This dish is very easy to make and you can whip this up in 20 minutes. These are good last minute meal options or can be prepped ahead of time for gatherings. You can add any meats/toppings you like to your stuffed peppers. Another bonus? These quinoa stuffed peppers are just as good leftover. Kind of like a great chili, the flavors just mellow out together and they get even better the next day. I like to make extras to have on hand for lunches throughout the week. Perfect for meal prep!I hope you enjoy this dish as much as we did!
3 large bell peppers (any color you want)
1 cup cooked quinoa (can be made ahead of time/or instantly in instant pot – high pressure cook for 3 minutes)

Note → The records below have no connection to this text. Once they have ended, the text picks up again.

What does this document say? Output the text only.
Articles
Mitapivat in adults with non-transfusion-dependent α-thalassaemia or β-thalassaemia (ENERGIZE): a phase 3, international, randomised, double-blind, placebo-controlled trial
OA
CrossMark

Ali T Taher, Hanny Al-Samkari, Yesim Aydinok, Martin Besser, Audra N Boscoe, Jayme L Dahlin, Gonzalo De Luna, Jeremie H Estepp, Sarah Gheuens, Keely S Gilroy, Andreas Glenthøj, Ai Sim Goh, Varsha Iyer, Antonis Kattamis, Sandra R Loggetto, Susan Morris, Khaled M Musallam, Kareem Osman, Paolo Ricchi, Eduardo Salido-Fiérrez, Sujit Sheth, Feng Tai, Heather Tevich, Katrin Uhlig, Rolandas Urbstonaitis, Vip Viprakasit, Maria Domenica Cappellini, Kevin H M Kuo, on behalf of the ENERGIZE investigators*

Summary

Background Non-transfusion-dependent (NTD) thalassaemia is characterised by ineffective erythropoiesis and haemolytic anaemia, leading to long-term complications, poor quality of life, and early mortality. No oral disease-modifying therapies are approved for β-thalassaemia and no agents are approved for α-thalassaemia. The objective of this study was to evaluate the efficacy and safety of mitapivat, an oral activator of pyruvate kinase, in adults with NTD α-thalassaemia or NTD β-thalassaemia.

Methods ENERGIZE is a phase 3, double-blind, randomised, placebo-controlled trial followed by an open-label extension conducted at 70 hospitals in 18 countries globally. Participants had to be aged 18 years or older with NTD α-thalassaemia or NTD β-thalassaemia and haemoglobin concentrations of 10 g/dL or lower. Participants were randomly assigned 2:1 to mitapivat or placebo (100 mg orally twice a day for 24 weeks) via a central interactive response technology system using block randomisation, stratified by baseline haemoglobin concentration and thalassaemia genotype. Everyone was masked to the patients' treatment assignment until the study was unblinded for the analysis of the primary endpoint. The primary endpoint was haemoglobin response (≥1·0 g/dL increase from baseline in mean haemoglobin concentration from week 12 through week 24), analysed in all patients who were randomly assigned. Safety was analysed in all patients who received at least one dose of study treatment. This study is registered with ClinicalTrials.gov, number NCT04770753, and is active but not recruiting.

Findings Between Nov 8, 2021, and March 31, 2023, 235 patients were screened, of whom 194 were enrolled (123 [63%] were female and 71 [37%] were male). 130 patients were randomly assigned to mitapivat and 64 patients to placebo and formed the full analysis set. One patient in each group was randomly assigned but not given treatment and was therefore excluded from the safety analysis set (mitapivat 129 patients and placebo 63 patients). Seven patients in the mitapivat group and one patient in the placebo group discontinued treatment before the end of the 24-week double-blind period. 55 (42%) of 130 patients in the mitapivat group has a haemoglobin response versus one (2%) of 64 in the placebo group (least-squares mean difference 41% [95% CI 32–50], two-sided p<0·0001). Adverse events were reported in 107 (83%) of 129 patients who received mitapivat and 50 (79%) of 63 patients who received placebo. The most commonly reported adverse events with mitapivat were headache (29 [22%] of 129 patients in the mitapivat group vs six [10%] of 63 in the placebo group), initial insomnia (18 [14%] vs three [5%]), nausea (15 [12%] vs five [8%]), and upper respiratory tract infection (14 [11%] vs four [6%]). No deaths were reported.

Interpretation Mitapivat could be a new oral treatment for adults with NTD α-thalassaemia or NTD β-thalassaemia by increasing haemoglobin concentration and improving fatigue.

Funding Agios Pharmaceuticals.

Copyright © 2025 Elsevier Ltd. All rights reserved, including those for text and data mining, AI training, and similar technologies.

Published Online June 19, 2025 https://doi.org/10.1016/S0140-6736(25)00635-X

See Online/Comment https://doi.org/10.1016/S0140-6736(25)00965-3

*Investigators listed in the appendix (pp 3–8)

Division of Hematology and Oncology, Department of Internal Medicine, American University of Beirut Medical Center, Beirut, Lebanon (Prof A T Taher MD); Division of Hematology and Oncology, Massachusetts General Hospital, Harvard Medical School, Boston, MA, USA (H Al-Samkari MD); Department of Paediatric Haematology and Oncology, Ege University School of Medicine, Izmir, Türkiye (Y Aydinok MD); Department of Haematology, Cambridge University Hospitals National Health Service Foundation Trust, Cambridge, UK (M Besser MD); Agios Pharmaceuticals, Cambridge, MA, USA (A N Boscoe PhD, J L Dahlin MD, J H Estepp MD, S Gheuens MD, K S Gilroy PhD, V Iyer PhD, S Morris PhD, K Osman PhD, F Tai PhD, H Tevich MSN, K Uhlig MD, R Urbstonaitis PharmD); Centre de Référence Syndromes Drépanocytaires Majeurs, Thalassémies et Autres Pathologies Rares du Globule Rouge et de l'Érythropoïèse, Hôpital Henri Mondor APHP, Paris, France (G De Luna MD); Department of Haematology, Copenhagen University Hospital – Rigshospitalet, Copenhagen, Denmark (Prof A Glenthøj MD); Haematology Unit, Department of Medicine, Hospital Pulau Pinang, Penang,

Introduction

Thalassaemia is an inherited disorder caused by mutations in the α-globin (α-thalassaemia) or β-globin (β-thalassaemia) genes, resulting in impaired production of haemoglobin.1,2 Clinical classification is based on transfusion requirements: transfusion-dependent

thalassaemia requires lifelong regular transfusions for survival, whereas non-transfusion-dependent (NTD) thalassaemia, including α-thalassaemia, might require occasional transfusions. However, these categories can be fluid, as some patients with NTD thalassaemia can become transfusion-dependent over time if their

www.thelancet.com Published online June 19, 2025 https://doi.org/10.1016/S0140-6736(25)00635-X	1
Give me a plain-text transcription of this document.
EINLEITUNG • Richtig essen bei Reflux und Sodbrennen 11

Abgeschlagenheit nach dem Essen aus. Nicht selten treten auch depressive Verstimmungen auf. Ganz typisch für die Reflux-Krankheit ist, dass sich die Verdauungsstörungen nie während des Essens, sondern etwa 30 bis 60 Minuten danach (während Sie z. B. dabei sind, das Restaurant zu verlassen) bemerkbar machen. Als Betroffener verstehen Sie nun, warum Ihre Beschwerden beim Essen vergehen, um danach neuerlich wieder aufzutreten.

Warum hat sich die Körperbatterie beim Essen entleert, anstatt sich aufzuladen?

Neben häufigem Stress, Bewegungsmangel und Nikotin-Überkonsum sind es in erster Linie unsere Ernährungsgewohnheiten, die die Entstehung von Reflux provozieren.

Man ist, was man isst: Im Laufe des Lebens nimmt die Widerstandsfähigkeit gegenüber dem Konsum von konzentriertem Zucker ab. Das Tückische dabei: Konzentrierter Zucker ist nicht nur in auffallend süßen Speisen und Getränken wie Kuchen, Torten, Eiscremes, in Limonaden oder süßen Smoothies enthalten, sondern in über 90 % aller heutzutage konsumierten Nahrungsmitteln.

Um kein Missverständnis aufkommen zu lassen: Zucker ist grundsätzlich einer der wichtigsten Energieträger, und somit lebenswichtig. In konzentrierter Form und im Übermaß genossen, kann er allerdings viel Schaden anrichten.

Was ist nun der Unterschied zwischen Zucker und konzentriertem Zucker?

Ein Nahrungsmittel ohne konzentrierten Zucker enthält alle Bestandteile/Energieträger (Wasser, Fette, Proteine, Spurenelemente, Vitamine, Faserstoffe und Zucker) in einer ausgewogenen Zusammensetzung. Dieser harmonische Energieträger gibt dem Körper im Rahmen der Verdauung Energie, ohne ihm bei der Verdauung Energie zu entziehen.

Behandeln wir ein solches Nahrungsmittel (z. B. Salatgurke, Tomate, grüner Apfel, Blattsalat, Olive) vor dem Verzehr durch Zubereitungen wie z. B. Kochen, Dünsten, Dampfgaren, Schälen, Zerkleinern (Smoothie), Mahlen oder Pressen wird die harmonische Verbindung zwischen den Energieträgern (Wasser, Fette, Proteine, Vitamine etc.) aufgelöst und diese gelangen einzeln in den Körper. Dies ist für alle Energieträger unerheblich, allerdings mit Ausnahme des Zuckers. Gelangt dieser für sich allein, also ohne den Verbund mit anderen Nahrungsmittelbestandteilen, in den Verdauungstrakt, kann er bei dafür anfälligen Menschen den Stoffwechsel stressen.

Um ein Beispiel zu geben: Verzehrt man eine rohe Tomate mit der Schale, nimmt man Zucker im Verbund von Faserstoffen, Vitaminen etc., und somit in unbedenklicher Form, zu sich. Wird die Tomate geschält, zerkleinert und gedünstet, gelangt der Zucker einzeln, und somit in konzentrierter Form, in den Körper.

1 large onion chopped finely
1-2 jalapenos chopped finely
1 tomato chopped finely
1 tbsp garlic finely chopped
1 can of black beans (drained and rinsed)
3/4 can of corn (drained and rinsed)
1/2 tbsp chili powder (adjust to your comfort level)
1 tbsp cumin-coriander powder
1/2 tbsp lime juice
salt to taste
1 cup shredded pepper jack cheese
1/2 cup cilantro finely chopped
1/2 cup chopped bell pepper
1 avocado sliced
1/2 tbsp of EVOO
- Cook the quinoa ahead of time or you can cook them instantly in instant pot on high pressure for 3 minutes with seal closed while you are prepping the vegetables.
- In a large skilled, add EVOO. Once hot add chopped jalapenos, garlic, onion, tomato. Saute until translucent. Add chopped onion and bell pepper. Saute for couple minutes. Add all the seasonings (salt, cumin-coriander powder, chili powder). Mix thoroughly. Add black beans, corn, and cooked quinoa to the veggies. Saute for 1-2 minutes and turn off the heat. Top the stuffing off with lime juice and chopped cilantro.
- Prep the bell peppers and scoop the mixture into the insides of the peppers. Top them off with pepper jack cheese. Bake at 400degrees for about 15-20 mins until the peppers start to soften and the insides are heated throughout. The cheese on top should be melted by the time and maybe little crispy.
- Take them out of the oven, top it off with sliced avocados (optional) and chopped cilantro. Serve stuffed bell pepper with lime wedge. Squeeze the lime juice over it prior eating, its quite delicious!
P.S. You can also top the stuffed pepper with sour cream. Go crazy with stuffing, add any veggies, meats, and cheese you want in your stuffed peppers. Hope you enjoy this dish as much as we do in our home.